The one thing that’s unique about giant pumpkin growers is that we’re always trying to push the boundaries in the pursuit of 3,000 pounds. We’re looking under every rock to find more ways to push these pumpkins even bigger. A lot of the practices have now evolved to using things like biologicals. We use a lot of mycorrhizal fungi as an inoculant.
The unique thing about a pumpkin plant is that as the vine starts to grow across the ground surface, it puts out laterals, and at each lateral it puts out even more laterals, and out of all these laterals comes adventitious root systems, which grow into the ground and significantly increase the footprint of the plant root system. Every one of these adventitious roots is an opportunity for a endeavoring gardener to go out there and do things — to apply a biological, for example, or spoon-feed it nutrition — things like seaweed and kelp and other natural biostimulants.
I believe both as a hobbyist gardener as well as an agronomist that these types of stimulant interventions at these adventitious roots are what have driven this hobby to be able to produce nearly 3,000-pound pumpkins. You can’t find this growth trajectory anywhere else in nature; we’ve taken the size of the fruit and essentially doubled it in less than a decade.
I graduated from the University of Wisconsin River Falls with a degree in biotech and an emphasis in plant physiology. I wanted to go work for a seed company and help develop the next big corn hybrid, but as fate would have, it didn’t exactly work out that way. But about 15 years ago, I decided to answer the call back into agriculture. I started working for a large seed company, Pioneer Seed, as an agronomist for eight years, and then decided to break out and do my own independent consulting about four years ago.

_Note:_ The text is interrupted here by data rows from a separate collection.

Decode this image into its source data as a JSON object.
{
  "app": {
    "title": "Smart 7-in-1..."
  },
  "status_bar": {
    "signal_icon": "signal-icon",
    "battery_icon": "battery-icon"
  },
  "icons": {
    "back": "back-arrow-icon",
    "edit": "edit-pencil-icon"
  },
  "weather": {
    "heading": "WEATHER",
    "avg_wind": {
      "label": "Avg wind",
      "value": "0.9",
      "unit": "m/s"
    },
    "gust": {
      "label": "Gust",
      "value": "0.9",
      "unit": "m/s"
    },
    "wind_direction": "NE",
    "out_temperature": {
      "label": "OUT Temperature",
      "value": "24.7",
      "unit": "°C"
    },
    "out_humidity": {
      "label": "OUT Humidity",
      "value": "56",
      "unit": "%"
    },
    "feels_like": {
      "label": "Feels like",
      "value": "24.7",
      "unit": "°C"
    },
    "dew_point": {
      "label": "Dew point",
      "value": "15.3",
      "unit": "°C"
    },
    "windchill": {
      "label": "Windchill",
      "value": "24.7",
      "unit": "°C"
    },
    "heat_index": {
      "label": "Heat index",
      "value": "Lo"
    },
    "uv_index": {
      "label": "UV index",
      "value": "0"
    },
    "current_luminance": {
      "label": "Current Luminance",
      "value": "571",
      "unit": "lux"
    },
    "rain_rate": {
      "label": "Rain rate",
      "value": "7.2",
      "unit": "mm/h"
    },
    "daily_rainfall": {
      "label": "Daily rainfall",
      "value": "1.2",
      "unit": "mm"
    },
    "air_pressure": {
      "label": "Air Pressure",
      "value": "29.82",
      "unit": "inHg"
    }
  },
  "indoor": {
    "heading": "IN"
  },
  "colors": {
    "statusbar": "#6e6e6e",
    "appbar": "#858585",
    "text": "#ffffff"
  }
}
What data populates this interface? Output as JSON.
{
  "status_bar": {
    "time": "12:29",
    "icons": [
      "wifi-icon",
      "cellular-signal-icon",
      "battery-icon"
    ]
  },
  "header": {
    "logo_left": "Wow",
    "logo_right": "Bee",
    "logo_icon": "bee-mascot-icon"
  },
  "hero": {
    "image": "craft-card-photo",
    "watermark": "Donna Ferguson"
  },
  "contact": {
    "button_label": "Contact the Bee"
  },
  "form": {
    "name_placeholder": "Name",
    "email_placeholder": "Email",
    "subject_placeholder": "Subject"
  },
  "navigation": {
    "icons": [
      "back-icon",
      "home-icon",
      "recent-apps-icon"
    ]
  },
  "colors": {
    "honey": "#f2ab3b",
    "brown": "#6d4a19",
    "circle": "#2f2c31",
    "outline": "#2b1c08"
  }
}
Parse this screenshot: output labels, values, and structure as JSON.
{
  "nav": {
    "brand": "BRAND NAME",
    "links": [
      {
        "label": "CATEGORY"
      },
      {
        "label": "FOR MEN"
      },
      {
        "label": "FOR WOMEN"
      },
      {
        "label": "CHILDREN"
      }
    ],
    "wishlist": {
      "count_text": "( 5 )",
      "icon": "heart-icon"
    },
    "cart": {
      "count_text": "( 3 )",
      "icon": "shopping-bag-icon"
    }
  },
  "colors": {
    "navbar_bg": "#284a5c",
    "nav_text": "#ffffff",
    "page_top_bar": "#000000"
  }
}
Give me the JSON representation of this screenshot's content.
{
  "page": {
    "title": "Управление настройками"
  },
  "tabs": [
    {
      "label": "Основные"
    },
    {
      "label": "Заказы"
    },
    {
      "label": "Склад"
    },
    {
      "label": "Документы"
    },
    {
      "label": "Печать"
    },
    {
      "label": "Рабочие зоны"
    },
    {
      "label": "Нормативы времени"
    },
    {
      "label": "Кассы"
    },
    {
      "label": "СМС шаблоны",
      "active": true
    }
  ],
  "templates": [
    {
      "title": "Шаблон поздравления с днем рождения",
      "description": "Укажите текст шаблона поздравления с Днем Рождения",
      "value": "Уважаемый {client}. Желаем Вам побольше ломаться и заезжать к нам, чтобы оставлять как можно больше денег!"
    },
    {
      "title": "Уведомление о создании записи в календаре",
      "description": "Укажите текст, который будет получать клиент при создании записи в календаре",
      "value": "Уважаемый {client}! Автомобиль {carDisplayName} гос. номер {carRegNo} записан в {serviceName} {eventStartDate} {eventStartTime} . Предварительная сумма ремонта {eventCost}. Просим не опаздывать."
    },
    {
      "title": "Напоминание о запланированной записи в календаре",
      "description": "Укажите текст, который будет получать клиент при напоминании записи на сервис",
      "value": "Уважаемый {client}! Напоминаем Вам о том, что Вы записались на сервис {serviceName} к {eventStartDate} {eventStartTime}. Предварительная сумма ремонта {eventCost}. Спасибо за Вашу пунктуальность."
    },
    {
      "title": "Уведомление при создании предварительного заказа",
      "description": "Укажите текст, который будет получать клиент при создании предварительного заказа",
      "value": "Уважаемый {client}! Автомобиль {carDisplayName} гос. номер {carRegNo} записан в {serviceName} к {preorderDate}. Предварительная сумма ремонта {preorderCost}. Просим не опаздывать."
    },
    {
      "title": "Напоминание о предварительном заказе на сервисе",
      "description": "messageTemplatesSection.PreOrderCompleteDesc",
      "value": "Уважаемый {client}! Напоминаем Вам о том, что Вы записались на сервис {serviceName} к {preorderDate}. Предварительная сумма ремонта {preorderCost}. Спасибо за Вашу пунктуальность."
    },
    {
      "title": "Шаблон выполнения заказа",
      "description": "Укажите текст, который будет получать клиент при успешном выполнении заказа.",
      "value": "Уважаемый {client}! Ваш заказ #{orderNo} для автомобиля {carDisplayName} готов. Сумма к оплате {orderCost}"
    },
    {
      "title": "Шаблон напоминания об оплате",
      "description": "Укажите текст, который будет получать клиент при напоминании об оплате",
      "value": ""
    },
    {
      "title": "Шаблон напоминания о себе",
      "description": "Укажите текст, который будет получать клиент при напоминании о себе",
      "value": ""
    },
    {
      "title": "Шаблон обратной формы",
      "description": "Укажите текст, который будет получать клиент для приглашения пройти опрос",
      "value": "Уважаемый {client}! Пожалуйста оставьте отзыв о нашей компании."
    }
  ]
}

It’s been awesome because there just aren’t a whole lot of agronomy specialists that understand soil health, cover cropping, minimal tillage practices, the biological side of things, working with nature, etc. — working with biology to help produce bigger, better crops. There are so many other farmers out there who are hungry and thirsty for this type of knowledge.
Acres U.S.A. What types of clients do you have? Mostly corn and soy, or other crops too?
Ailts. The demographic is really unique up here. Growers in northern Wisconsin actually grow a lot of different crops, including a number of specialty vegetables. Obviously corn and soybeans dominate most of the acres, but there’s a lot of other neat things that we grow to. We’re seeing an increase in small-grain production, which I think is awesome because of what that rotation does for row crops as well as for soil health. There’s a robust snapbean harvest up here as well. There are a lot of non-GMO soybeans, which present its own challenges. Potatoes are a pretty significant portion of the crops up here, too.
Interestingly, northwest Wisconsin has the second-highest density of CSA farms in all the nation. Northern California is the most dense, but northwest Wisconsin is right behind them.